= National Party (Belize) =

Political party in Belize

The National Party of Belize (NP) was a political party established mainly to fight the anti-colonialist movement propagated by the People's United Party (PUP). It had only minimal success and was eventually deregistered.

The Party was established on August 21, 1951 and dissolved on June 26, 1958.

== Leaders ==
- President: W.H. Courtenay
- Vice President: Herbert Fuller
- Secretary: E.O.B. Barrow
- Chairman: Lionel Francis

== Objectives ==
- to secure and extend the liberties, project the interests and develop the national life and prosperity of the people of Belize by all constitutional means;
- work for the political, economic, social and cultural progress of the country;
- develop the political life of the citizenry by shaping public opinion in party meetings and literature;
- identify and support suitable members for elections;
- secure the development of a planned policy for social and economic future of Belize.

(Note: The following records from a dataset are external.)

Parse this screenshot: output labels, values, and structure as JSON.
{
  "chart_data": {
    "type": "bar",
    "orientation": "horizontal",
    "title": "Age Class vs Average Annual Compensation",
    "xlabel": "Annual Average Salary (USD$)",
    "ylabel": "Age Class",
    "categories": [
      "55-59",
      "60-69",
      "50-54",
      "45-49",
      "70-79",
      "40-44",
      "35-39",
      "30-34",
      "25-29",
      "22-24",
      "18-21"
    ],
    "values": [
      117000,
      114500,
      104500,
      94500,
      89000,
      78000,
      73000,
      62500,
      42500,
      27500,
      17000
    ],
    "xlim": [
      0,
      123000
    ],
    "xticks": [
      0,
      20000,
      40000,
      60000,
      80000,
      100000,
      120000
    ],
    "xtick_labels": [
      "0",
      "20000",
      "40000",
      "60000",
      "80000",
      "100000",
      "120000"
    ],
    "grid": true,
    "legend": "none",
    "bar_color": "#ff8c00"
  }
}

Despite these ideals, the party more often acted against any change, because it consisted of persons who were against the type of radical development proposed by the People's United Party (which was formed a year earlier).

== Record in elections ==
- 1952 City Council election: Herbert Fuller named president after two attempts to elect a president failed.
- 1954 General Election: Fielded seven candidates for nine seats; Toledo's Charles Westby elected.
- 1956 City Council election: Fuller and Floss Cassasola elected from slate.
- 1957 General Election: no persons elected.

== Reception by Belizeans ==
Generally, most Belizeans felt that the National Party was hastily put together and offered no real constructive opposition to the PUP, who themselves were going through internal turmoil and had been co-opted by the British. NP members came from among the elite merchants, colonial supporters and members of the colonial apparatus who were against change and this hamstrung the Party in its attempts to gain favor with the Belizean people.

The Party was terminated by resolution at a meeting of June 26, 1958. It merged with the Honduran Independence Party (HIP) a few days later to form the National Independence Party (Belize) (NIP).